Objective: Anthropometric indexes of adult body composition were examined in relation to birth size and body mass index (BMI) during childhood.

Design: A population-based cohort of 1526 men and women aged 26-32 y in Delhi, India, who were measured sequentially from birth until 21 y of age were followed up. Adult weight, height, skinfold thicknesses, and waist and hip circumferences were measured. BMI and indexes of adiposity (sum of skinfold thicknesses), central adiposity (waist-hip ratio), and lean mass (residual values after adjustment of BMI for skinfold thicknesses and height) were derived.

Results: Mean birth weight was 2851 g.

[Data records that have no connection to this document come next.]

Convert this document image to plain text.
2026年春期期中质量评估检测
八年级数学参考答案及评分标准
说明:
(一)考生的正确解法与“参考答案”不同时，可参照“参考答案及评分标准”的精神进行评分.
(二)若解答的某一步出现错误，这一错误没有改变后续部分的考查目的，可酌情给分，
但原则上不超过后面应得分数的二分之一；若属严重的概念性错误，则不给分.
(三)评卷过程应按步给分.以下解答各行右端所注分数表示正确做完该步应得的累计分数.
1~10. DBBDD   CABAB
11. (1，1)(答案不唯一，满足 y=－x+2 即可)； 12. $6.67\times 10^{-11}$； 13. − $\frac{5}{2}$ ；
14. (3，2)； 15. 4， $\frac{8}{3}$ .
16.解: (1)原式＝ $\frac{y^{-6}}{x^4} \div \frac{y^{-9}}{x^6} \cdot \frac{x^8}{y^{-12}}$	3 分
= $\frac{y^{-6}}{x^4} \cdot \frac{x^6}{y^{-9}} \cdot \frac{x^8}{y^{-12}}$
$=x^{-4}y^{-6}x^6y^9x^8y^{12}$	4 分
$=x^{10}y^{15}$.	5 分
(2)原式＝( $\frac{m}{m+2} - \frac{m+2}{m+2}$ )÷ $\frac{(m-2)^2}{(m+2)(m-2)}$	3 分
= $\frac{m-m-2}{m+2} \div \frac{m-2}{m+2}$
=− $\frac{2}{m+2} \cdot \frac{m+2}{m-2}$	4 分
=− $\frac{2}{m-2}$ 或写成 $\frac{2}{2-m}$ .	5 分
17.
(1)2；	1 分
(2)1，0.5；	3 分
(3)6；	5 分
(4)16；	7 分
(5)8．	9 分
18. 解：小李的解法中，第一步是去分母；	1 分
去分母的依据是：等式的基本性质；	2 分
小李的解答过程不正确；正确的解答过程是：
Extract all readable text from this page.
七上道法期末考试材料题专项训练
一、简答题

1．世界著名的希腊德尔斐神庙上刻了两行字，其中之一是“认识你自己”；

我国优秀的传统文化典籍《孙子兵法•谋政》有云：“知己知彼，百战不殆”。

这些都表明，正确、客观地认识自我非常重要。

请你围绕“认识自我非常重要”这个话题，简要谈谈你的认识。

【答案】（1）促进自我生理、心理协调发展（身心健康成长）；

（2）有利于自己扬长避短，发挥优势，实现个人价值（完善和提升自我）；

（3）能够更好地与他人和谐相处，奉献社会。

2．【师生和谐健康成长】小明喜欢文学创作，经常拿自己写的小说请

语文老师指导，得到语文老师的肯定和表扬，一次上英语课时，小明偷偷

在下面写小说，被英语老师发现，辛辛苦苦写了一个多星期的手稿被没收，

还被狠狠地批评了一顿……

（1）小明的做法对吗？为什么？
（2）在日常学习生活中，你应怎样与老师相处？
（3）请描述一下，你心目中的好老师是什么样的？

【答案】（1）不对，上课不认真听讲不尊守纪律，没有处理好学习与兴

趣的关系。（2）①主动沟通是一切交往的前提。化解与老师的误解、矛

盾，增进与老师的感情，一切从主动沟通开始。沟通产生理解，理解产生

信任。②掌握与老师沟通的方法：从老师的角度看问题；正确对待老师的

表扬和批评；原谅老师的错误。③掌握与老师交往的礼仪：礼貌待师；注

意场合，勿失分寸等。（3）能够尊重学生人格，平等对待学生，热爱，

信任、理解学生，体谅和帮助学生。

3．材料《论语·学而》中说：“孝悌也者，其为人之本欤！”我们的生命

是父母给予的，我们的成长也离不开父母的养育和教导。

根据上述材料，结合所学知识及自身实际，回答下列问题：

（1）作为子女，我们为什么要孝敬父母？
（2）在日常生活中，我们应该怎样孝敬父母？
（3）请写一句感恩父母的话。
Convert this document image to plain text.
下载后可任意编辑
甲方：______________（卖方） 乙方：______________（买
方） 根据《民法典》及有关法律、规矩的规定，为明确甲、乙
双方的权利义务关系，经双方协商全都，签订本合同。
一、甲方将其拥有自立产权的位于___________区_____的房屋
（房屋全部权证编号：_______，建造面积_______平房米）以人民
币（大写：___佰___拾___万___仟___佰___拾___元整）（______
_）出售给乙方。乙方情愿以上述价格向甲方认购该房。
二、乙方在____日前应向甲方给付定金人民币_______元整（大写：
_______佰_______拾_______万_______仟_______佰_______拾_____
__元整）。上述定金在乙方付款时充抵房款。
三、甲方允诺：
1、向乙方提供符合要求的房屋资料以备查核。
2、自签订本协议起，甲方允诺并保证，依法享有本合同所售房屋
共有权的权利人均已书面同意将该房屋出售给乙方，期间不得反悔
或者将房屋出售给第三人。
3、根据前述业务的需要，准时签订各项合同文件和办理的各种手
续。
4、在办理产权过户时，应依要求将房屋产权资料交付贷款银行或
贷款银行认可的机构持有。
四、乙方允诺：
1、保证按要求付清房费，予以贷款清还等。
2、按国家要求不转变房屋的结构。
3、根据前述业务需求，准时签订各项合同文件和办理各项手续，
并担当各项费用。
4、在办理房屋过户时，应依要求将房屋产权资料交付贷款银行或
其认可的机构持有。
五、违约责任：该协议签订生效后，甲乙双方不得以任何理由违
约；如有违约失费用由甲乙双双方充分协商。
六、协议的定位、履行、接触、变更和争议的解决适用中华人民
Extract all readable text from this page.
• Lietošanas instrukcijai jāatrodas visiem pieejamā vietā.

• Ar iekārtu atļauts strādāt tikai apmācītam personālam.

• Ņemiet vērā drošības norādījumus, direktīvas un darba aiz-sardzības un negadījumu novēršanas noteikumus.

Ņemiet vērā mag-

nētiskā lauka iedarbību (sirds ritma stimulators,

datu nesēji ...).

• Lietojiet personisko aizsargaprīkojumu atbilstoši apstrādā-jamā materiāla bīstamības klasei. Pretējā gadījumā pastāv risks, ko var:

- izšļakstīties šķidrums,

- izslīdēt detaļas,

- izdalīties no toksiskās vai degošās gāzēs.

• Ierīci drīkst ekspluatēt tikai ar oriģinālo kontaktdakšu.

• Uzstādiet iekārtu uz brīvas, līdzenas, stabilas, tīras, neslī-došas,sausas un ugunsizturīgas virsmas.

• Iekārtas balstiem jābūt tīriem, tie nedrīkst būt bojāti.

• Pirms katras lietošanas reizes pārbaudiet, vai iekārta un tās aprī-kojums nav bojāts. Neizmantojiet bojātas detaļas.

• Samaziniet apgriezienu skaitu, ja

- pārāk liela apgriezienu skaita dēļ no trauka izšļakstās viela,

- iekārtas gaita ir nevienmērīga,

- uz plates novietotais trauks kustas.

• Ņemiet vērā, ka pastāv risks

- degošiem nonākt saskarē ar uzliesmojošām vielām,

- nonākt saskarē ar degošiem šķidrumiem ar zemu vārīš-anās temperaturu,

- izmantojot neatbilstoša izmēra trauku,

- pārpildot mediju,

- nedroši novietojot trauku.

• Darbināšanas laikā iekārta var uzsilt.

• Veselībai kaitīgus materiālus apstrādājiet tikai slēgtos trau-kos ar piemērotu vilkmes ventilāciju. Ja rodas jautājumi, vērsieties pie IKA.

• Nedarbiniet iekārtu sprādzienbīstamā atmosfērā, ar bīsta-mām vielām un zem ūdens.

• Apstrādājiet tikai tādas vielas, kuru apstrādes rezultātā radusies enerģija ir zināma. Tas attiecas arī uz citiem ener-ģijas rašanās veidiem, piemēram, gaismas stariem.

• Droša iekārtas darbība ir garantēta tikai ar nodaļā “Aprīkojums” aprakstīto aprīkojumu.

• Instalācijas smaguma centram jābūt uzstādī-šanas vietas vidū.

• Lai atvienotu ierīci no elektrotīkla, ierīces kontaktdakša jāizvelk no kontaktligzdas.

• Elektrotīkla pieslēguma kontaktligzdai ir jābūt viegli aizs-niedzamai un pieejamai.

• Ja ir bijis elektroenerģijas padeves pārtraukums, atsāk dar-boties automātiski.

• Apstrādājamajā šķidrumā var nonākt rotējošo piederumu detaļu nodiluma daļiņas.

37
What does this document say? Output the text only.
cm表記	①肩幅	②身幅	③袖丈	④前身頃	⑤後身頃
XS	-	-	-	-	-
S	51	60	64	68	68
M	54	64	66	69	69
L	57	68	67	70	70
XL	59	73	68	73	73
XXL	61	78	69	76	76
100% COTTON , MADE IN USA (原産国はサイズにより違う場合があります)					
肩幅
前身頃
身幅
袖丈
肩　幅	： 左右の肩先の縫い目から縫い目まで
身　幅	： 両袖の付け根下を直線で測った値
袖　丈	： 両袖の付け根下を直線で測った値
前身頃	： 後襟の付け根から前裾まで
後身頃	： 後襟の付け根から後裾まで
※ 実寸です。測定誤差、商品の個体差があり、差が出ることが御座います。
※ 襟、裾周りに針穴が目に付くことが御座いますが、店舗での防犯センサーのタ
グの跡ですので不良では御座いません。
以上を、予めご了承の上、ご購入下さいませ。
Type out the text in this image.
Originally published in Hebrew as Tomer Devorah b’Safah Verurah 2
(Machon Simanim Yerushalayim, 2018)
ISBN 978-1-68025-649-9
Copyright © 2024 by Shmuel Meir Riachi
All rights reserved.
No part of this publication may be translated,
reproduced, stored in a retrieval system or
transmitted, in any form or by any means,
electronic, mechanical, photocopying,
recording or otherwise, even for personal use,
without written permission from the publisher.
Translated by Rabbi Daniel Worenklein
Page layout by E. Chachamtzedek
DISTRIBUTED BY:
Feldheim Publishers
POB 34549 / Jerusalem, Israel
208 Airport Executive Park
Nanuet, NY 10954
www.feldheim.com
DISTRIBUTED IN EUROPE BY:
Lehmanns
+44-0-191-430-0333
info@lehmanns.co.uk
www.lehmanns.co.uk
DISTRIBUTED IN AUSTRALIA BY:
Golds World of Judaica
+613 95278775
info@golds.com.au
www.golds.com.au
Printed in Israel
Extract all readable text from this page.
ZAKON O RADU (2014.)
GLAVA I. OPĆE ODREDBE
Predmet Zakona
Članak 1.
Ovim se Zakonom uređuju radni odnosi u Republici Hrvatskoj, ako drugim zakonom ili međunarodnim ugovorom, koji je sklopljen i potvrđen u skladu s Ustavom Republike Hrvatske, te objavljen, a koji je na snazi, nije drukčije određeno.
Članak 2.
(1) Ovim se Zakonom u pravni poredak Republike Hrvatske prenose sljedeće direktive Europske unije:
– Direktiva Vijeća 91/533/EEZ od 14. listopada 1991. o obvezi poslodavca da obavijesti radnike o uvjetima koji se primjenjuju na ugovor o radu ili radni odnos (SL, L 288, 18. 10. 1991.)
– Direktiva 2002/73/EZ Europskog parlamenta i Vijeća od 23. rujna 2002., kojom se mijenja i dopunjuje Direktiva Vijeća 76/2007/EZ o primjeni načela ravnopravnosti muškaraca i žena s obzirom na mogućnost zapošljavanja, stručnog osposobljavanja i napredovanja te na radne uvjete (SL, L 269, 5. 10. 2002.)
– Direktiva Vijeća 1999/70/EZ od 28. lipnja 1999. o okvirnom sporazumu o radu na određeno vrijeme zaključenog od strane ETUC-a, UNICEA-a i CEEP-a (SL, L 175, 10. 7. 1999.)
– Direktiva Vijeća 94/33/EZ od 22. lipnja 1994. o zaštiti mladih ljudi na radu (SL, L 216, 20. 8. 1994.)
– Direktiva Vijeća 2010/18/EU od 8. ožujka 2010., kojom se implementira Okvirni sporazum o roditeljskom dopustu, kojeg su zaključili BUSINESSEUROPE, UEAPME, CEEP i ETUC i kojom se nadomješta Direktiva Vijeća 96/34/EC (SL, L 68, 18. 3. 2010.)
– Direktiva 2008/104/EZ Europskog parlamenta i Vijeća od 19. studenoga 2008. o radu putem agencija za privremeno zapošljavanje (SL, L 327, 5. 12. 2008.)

As children, many subjects were underweight-for-age (>2 SDs below the National Center for Health Statistics mean; 53% at 2 y), but as adults, 47% were overweight, 11% were obese, and 51% were centrally obese (according to World Health Organization criteria). Birth weight was positively related to adult lean mass (P < 0.001) and, in women only, to adiposity (P = 0.006) but was unrelated to central adiposity. BMI from birth to age 21 y was increasingly strongly positively correlated with all outcomes. BMI and BMI gain in infancy and early childhood were correlated more strongly with adult lean mass than with adiposity or central adiposity. Higher BMI and greater BMI gain in late childhood and adolescence were associated with increased adult adiposity and central adiposity.

Conclusions: Birth weight and BMI gain during infancy and early childhood predict adult lean mass more strongly than adult adiposity. Greater BMI gain in late childhood and adolescence predicts increased adult adiposity.